TL;DR — cgroups v2 replaces the fragmented v1 tree with a single, unified hierarchy, making resource isolation predictable. By enabling the kernel flag, creating controllers via the cgroup2 filesystem, and applying per‑controller limits (cpu.max, memory.max, io.max), you can achieve production‑grade performance isolation for containers, VMs, or bare‑metal services.

Resource isolation is the backbone of modern cloud‑native workloads. While most engineers interact with cgroups indirectly through Docker, Kubernetes, or systemd, a solid grasp of cgroups v2 lets you troubleshoot noisy neighbors, fine‑tune latency‑sensitive services, and avoid costly over‑provisioning. This post walks you through the architecture, shows how to enable and use the unified hierarchy on a real host, and provides a checklist of performance‑tuning patterns you can drop into any production pipeline.

Why cgroups v2 Matters

  • Unified hierarchy – All controllers live under a single mount point (/sys/fs/cgroup), eliminating the “multiple trees” problem of v1 where CPU, memory, and blkio could be on different branches.
  • Simplified semantics – Controllers expose a consistent set of files (max, low, high, stat) that are easier to script.
  • Better kernel enforcement – v2’s “leaf‑only” placement guarantees that resource limits are applied exactly where you intend, reducing unexpected inheritance.
  • Future‑proof – New controllers (e.g., pids, rdma) are added without breaking existing tooling, and the kernel’s default for most distributions is now v2.

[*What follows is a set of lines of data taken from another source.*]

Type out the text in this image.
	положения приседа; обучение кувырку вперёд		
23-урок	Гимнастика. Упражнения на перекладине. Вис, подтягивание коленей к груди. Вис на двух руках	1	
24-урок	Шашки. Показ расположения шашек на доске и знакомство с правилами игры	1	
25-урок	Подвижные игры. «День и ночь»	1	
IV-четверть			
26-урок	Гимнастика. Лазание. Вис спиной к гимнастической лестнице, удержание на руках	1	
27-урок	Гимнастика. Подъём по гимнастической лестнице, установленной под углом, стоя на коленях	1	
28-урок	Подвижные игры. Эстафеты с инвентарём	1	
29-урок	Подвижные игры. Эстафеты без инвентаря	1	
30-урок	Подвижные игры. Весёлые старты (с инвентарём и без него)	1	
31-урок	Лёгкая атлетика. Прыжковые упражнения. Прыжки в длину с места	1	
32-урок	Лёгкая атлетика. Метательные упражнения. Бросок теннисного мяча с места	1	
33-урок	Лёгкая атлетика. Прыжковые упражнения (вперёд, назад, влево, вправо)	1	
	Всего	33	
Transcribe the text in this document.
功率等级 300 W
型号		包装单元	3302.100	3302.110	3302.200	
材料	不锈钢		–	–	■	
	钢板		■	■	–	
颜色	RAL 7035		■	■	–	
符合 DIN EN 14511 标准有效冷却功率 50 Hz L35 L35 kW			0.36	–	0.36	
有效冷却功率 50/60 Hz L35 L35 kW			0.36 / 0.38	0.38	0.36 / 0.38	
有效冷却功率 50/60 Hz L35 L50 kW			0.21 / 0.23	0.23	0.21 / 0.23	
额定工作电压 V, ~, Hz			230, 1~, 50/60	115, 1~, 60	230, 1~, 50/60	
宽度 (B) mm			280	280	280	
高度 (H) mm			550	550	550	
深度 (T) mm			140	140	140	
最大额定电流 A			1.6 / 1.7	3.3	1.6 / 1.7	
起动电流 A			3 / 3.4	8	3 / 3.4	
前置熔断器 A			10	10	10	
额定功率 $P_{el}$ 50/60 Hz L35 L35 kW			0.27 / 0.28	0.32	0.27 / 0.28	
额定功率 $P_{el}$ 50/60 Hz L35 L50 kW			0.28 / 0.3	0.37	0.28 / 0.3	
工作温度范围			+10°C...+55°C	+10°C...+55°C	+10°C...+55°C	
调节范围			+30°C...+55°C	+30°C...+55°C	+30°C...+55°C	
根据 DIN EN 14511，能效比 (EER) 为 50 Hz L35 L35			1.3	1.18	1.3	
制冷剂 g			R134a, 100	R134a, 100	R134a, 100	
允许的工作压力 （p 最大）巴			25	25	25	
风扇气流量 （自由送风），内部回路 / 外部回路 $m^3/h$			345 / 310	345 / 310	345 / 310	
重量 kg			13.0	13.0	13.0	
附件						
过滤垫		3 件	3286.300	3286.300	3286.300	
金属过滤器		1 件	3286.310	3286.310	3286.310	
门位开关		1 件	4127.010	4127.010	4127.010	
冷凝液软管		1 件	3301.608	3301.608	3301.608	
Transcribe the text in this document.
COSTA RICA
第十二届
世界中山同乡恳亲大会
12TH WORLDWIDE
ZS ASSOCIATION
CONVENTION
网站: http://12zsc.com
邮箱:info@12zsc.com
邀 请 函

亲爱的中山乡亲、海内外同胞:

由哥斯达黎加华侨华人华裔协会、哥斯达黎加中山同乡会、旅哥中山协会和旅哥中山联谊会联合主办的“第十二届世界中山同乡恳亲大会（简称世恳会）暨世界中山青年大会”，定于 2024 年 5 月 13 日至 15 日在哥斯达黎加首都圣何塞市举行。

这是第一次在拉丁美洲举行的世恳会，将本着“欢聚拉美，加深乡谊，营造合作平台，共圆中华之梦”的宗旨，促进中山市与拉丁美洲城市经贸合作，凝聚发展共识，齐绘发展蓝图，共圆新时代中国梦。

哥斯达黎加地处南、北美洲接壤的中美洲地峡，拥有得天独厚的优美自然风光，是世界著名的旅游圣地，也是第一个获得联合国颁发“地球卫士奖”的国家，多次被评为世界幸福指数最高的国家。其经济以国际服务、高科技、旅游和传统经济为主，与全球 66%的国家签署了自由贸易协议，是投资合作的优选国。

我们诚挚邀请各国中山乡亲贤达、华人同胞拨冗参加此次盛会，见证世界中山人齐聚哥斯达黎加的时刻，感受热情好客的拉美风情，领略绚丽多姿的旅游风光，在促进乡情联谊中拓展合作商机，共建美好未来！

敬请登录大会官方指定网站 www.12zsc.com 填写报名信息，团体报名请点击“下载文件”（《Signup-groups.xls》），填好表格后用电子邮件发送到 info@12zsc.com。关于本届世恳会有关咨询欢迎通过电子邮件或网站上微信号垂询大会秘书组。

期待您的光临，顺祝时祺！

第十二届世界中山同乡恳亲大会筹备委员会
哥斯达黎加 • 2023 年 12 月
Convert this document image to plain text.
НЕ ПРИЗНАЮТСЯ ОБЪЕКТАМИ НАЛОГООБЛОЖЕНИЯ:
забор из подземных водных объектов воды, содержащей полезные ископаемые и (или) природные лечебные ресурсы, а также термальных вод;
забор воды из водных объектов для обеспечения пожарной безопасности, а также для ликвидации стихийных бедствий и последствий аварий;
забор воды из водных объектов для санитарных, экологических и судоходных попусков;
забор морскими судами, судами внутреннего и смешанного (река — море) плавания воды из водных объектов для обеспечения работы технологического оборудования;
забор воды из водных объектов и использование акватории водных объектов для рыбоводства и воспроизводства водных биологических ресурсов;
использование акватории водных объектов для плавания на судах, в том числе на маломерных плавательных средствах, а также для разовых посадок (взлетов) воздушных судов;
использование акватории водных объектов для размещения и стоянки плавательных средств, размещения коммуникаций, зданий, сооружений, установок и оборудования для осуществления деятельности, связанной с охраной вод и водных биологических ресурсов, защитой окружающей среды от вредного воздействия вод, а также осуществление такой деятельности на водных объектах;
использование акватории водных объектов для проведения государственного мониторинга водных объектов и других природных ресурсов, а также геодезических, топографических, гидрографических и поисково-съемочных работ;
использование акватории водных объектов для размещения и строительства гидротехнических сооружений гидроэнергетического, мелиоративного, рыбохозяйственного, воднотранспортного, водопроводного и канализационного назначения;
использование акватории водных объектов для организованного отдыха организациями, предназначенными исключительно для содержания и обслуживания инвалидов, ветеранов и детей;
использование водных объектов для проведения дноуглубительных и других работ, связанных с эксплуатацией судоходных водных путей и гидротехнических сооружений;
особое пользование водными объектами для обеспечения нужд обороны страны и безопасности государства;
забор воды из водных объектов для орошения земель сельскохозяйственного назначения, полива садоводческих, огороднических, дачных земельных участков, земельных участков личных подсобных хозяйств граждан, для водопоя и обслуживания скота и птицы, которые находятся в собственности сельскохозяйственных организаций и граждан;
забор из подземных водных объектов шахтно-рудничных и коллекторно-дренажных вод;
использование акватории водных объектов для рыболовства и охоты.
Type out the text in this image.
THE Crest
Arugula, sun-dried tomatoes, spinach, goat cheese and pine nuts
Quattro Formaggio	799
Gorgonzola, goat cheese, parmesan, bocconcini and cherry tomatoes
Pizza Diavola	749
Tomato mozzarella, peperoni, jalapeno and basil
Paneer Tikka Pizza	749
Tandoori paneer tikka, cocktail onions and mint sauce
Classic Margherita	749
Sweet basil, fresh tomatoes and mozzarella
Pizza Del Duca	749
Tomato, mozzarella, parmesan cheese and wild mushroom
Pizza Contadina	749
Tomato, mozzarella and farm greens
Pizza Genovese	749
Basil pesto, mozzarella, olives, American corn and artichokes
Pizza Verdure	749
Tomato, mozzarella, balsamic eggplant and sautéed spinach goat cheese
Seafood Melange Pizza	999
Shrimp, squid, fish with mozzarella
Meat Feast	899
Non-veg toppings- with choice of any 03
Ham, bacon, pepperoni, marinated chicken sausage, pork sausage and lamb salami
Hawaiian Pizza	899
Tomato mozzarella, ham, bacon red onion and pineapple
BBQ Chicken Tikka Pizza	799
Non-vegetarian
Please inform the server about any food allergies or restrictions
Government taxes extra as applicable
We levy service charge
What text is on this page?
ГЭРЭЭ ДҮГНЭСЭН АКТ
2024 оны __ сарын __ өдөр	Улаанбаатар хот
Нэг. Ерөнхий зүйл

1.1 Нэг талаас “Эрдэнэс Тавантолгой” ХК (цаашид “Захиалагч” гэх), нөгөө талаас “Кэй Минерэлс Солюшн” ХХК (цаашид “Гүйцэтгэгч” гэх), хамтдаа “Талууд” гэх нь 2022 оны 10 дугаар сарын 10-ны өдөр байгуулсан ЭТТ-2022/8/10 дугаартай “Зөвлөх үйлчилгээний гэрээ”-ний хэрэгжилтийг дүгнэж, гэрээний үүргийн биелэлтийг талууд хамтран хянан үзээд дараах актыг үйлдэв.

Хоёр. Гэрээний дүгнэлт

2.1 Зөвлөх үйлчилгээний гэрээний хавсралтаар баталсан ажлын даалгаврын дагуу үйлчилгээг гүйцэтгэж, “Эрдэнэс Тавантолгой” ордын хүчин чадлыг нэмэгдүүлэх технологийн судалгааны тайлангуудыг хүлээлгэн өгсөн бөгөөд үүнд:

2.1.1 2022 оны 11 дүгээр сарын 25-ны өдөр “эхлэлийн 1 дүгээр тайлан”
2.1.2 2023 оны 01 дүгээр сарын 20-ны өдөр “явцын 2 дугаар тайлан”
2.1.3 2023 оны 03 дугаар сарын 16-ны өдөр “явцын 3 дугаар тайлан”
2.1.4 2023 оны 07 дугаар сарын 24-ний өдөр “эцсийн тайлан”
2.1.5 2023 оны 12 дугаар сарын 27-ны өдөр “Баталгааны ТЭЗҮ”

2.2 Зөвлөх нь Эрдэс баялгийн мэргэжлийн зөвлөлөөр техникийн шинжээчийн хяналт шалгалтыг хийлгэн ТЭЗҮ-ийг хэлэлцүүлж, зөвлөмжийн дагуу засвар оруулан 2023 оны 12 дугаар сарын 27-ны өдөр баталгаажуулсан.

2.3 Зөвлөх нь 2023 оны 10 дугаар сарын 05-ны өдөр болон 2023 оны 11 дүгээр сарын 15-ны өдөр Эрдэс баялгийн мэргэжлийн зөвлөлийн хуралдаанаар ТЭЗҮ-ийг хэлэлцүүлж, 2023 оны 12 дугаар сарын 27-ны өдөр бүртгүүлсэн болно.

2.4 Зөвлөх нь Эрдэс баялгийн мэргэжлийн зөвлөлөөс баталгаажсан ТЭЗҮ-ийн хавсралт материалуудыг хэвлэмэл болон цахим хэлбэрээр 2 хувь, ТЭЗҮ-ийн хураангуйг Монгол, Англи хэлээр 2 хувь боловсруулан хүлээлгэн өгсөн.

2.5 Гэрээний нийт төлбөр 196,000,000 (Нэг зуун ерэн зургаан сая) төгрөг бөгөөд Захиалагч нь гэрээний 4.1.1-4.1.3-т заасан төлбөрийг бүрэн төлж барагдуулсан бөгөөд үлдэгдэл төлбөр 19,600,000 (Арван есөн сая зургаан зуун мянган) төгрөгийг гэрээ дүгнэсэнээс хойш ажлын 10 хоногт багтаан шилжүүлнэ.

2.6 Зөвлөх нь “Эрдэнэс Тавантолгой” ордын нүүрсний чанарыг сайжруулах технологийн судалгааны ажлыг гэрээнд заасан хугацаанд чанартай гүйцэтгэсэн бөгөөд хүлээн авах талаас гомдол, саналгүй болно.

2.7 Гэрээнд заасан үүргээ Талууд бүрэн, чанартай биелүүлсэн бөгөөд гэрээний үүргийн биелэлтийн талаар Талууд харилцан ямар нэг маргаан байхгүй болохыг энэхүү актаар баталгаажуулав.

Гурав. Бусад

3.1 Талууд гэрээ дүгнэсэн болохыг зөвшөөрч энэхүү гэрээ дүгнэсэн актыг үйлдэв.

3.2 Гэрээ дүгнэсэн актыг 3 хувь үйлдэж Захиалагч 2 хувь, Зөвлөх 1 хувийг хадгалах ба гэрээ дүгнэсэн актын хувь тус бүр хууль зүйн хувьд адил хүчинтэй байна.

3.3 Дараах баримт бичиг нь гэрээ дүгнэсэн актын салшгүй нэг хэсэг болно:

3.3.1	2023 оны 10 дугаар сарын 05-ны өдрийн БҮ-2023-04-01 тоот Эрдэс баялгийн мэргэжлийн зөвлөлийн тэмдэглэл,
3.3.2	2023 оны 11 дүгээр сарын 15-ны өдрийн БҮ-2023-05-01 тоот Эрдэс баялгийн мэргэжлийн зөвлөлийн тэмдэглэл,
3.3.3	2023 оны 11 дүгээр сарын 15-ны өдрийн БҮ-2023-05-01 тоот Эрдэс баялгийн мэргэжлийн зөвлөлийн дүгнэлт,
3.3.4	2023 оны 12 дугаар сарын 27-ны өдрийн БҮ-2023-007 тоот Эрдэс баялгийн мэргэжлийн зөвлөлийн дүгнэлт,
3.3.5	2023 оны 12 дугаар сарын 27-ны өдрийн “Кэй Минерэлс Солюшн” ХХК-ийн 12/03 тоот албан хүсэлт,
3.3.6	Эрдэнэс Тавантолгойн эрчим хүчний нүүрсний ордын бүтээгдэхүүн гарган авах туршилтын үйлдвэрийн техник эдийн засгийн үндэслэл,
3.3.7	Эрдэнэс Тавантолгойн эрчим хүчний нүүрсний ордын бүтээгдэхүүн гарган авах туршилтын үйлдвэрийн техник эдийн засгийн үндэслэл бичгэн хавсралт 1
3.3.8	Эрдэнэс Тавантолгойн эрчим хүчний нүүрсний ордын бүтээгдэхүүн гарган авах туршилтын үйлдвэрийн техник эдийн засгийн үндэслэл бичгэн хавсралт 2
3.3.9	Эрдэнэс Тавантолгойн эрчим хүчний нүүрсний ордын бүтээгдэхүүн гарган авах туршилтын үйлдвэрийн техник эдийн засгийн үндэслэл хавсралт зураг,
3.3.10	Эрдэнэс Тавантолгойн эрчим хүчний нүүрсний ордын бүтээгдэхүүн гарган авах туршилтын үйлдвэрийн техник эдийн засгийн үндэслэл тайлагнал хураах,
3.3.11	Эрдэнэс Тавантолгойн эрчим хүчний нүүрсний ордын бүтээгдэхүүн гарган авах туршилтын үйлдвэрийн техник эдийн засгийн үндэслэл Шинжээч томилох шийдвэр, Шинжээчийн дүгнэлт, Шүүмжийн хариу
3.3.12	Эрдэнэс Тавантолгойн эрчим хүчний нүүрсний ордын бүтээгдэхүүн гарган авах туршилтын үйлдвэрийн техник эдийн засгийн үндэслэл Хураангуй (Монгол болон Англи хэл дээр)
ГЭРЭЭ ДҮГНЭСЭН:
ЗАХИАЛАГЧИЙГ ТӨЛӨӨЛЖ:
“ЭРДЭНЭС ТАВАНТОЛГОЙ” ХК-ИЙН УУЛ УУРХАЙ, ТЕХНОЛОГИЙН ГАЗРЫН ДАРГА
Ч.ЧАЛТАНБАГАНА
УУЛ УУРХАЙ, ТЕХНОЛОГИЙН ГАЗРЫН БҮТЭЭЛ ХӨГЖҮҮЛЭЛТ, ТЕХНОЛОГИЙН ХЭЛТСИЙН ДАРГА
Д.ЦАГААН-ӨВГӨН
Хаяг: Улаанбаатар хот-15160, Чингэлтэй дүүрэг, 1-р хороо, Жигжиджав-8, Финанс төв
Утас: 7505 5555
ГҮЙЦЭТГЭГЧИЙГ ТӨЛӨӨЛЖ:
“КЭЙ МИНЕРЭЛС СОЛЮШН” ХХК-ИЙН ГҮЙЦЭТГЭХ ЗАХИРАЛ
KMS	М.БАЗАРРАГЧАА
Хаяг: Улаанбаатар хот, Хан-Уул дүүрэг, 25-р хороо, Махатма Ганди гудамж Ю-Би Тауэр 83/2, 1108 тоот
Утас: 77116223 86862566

As highlighted in the Linux kernel documentation, the move to v2 is not optional for any organization that wants deterministic performance at scale.

Architecture of the Unified Hierarchy

Controllers Overview

ControllerPrimary ResourceTypical File(s)Example Limit
cpuCPU time / bandwidthcpu.max, cpu.weightcpu.max="50000 100000" (50 % of a single core)
memoryRAM usagememory.max, memory.lowmemory.max="2G"
ioBlock I/O throttlingio.maxio.max="8:0 rbps=10M wbps=5M"
pidsProcess countpids.maxpids.max=100
hugetlbHuge page allocationhugetlb.maxhugetlb.max=1G

Each controller writes its state to a flat file inside the cgroup directory. The kernel reads these files on every scheduler tick, making the enforcement latency sub‑millisecond.

Filesystem Layout

When you mount the unified hierarchy, the tree looks like:

/sys/fs/cgroup/
├─ cpu.max
├─ cpu.weight
├─ memory.max
├─ memory.low
├─ io.max
├─ pids.max
└─ myservice/
   ├─ cpu.max
   ├─ memory.max
   └─ io.max

The root node holds default limits that cascade to children unless overridden. This “inherit‑unless‑set” model mirrors how systemd slices work, which is why many production teams prefer systemd‑unit‑based cgroup creation.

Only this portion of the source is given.